Rice's study, which was conducted under the auspices of the Center for Biological and Environmental Nanotechnology (CBEN), is published online and slated to appear in the October issue of the journal Nanotechnology.
"CBEN started to undertake some exploratory work more than a year ago on the scale-up issues of quantum dot manufacture, but the solvents turned out to be so expensive that we just couldn't afford to run more than a few large-reactor experiments," said the study's lead author, Michael Wong, assistant professor of chemical and biomolecular engineering and of chemistry. "That was a great reality check, and it made us look at the problem of solvent cost sooner rather than later."

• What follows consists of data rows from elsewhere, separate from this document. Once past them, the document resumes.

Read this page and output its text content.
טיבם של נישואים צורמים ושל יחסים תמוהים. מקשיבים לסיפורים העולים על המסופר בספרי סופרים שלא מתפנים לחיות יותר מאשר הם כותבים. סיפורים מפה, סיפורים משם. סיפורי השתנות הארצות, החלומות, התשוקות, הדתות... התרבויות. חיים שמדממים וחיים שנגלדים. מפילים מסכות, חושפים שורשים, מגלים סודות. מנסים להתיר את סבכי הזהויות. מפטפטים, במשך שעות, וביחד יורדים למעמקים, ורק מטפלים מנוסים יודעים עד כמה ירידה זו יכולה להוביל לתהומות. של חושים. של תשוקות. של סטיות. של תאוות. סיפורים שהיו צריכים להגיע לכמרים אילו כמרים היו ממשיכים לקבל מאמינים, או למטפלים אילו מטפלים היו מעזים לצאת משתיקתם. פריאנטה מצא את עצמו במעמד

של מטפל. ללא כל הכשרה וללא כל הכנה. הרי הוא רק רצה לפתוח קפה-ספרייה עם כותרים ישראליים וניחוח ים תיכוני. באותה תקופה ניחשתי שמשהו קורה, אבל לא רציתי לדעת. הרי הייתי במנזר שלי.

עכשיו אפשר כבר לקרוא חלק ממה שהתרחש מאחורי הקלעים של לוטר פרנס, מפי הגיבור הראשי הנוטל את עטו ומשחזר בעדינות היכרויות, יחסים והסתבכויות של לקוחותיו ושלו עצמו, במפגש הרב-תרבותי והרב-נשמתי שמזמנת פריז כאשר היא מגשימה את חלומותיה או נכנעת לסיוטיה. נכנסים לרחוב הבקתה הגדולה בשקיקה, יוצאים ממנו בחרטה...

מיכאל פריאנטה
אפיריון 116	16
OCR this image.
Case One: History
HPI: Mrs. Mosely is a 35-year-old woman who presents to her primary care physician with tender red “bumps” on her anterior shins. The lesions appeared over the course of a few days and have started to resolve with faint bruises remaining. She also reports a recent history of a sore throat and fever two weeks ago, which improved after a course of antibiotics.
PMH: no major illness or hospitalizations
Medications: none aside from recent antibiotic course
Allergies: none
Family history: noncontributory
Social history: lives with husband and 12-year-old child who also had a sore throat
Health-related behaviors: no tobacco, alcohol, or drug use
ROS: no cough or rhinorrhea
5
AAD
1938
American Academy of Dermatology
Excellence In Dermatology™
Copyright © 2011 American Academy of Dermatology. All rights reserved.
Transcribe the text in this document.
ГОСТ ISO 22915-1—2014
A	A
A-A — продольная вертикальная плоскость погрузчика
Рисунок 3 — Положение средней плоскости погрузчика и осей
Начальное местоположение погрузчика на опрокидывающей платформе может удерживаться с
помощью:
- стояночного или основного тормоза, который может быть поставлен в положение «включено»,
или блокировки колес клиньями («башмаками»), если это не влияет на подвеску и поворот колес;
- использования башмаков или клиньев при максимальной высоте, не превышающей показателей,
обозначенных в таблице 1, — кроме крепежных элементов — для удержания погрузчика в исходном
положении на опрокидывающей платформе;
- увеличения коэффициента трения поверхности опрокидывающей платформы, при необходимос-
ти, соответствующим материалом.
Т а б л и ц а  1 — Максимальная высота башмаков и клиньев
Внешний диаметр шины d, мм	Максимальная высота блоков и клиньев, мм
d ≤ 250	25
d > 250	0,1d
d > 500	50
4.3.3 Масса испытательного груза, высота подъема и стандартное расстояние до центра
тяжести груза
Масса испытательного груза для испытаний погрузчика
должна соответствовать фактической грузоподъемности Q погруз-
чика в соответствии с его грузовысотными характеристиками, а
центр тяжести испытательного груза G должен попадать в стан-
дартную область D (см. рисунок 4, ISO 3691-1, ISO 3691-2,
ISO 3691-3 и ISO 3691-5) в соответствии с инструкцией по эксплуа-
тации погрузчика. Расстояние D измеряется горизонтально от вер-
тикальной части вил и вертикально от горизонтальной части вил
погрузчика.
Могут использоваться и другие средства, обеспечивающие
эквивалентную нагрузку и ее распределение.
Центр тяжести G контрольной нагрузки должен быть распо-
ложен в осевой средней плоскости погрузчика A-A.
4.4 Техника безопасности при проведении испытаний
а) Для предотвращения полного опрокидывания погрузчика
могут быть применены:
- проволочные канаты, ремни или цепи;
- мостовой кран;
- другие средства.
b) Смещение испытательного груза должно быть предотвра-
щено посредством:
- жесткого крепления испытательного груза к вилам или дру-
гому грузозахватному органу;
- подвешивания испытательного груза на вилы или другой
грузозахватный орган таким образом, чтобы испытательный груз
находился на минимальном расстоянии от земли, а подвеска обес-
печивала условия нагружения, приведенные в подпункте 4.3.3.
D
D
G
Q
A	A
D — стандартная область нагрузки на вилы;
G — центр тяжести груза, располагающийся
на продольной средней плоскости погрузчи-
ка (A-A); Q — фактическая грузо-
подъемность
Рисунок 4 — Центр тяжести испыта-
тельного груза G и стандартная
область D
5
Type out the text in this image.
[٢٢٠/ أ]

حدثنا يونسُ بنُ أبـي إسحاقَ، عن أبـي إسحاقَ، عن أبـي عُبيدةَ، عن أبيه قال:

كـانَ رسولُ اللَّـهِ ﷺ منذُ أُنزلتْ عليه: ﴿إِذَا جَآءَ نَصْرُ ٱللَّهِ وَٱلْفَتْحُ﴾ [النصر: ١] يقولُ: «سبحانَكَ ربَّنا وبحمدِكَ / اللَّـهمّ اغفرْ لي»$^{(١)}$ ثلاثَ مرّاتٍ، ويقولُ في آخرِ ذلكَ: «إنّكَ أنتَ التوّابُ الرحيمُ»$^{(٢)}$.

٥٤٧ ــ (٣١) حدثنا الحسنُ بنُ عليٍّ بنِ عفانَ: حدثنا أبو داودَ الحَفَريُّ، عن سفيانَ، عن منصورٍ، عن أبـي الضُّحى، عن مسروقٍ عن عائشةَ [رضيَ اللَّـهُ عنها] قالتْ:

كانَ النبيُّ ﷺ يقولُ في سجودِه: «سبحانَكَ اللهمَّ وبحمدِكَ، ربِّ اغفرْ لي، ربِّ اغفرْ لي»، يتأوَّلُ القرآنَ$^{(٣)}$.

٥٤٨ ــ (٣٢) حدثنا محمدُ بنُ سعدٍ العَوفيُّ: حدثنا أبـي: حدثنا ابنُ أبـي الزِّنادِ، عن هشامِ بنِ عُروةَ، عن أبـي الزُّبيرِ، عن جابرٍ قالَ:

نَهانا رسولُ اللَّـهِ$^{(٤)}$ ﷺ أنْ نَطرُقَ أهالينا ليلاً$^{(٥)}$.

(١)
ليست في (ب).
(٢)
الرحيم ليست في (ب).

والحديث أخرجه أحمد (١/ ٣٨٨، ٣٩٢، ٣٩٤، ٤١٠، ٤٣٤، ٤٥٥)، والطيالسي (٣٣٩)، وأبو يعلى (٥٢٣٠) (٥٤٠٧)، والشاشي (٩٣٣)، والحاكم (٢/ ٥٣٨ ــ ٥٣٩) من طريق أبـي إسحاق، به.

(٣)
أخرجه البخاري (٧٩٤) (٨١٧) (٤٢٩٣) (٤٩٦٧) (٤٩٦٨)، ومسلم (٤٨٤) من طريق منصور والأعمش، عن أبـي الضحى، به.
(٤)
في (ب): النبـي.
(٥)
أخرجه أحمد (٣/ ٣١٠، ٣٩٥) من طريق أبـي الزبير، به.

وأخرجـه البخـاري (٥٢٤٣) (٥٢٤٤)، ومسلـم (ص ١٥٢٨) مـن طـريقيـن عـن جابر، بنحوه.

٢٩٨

Quantum dots typically cost more than $2,000 per gram from commercial sources, and pricey solvents like octadecene, or ODE - the least expensive solvent used in quantum dot preparation today - account for about 90 percent costs of raw materials.
Heat-transfer fluids - stable, heat-resistant oils that are used to move heat between processing units at chemical plants - can cost up to seven times less than ODE. Replacing ODE with the heat-transfer fluid Dowtherm A, for example, reduces the overall materials cost of making quantum dots by about 80 percent.
Quantum dots are tiny crystals of semiconducting materials - cadmium selenide or CdSe is the most popular flavor - that measure just a few nanometers in diameter. Most of the commercial possibilities discussed for quantum dots - bioimaging, color displays, lasers, etc. - relate to their size-controlled fluorescence. For example, CdSe quantum dots have the ability to absorb high-energy photons of ultraviolet light and re-emit them as photons of visible light. They glow different colors, depending on the size, shifting from the red to the blue end of the spectrum as the crystals get smaller.
The reproducible synthesis of high-quality quantum dots became a reality in the early 1990s when researchers at MIT pioneered a new method of producing quantum dots with uniform sizes and well-defined optical signatures. The basic recipe for making quantum dots hasn't changed much since it was first developed. A solvent is heated to almost 500 degrees Fahrenheit, and solutions containing cadmium and selenium compounds are injected. They chemically decompose and recombine as pure CdSe nanoparticles. Once these nanocrystals form, scientists can adjust their optical properties by growing them to precisely the size they want by adjusting the cooking time.
The solvent originally used for this process was trioctylphosphine oxide, or TOPO, which costs more than $150 per liter. Later, other scientists introduced a new recipe by replacing TOPO with a mixture of ODE and oleic acid.
Wong said the CBEN research team, which included CBEN Director Vicki Colvin, professor of chemistry, and Nikos Mantzaris, assistant professor of chemical and biomolecular engineering and of bioengineering, had some initial doubts about whether heat-transfer fluids could be substituted for ODE.
"They were cheap and they didn't break down at high temperatures, but no one uses these compounds for chemical reactions," said Wong. In addition to finding that other quantum dot nanostructures could be made in heat- transfer fluids, the team concluded that any solvent could be used to replace ODE. Thanks to a mathematical modeling approach developed by Mantzaris, the team now has a method for predicting the particle size and growth behavior of quantum dots based on only three physical properties of a given solvent: viscosity, surface free energy and solubility of bulk cadmium selenide powder.
The research was funded by the National Science Foundation.
Other co-authors include graduate students Sabashini Asokan, Karl Krueger and Zuze Mu; postdoctoral research associate Ammar Alkhawaldeh; and undergraduate researcher Alessandra Carreon.